Novel about remote Aboriginal community wins B.C. fiction prize

A tragic but inspiring story about a remote First Nations reserve in British Columbia has won the Ethel Wilson prize, B.C.'s top prize for fiction.
The Heaviness of Things That Float, by Jennifer Manuel, published by Douglas & McIntyre, is the story of Bernadette, a nurse who worked in a remote indigenous community for 40 years. She's on the verge of retirement when Chase Charlie, a young man she is close to, disappears. Here's a review of the book I wrote for the Vancouver Sun.
Manuel, although not an indigenous person herself, has worked in remote areas of B.C. with Aboriginal people for many years.
At its heart, the novel is about privilege, as expressed in this quote from Manuel. “It hasn’t occurred to (Bernadette) that she may still hold assumptions rooted in her own dominant culture, and when you are in a position of privilege, the worst thing you can do assume.

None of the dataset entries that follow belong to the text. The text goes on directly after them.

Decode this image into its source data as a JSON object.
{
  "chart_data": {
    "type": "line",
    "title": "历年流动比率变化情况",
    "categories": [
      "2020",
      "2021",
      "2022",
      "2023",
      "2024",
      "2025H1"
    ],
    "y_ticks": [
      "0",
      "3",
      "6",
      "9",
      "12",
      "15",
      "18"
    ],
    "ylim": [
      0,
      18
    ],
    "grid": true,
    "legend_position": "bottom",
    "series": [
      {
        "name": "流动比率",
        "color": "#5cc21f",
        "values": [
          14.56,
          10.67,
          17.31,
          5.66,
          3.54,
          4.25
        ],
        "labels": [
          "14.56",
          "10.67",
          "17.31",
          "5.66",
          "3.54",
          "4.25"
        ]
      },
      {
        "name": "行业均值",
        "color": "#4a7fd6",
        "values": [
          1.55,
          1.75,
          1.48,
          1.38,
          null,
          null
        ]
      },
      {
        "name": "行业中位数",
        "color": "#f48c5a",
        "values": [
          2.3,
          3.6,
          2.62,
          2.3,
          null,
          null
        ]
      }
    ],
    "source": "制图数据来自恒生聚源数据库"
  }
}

It’s the novel’s central message: try to know the other, but never assume to know the other.”
The fiction prize was handed out Saturday night in Vancouver, along with seven others awarded at the 33rd annual BC Book Prizes gala.
The recently deceased Aboriginal author Richard Wagamese won the Bill Duthie Booksellers' Choice award for his book Embers: One Ojibway’s Meditations (Douglas and McIntyre). That prize is given to the best book in terms of public appeal, initiative, design, production, and content. Embers is a book of meditations that Wagamese created and used in his own life as an author of many books, including Indian Horse, Medicine Walk and Keeper 'N' Me.
Author and artist Douglas Coupland, who coined the term Generation X with his book of the same name, won the Lieutenant Governor’s Award for Literary Excellence. That award comes with a $5,000 prize, while the other winners each receive $2,000.

The other winners were:

• Neil J. Sterritt, Mapping My Way Home: A Gitxsan History (Creekstone Press), which won the Roderick Haig-Brown Regional Prize for the author(s) of the book that contributes most to the enjoyment and understanding of British Columbia;

• Deborah Campbell, A Disappearance in Damascus: A Story of Friendship and Survival in the Shadow of War
(Knopf Canada), which won the Hubert Evans Non-Fiction Prize for the best original non-fiction literary work:;

• Adèle Barclay, If I Were in a Cage I’d Reach Out for You (Nightwood Editions), which won the Dorothy Livesay Poetry prize;

• Monique Gray Smith, illustrated by Julie Flett, My Heart Fills With Happiness (Orca Book Publishers), which won the Christie Harris Illustrated Children’s Literature Prize;

and

• Iain Lawrence, The Skeleton Tree (Tundra Books), which won the Sheila A. Egoff Children’s Literature Prize awarded to the best non-illustrated book written for children.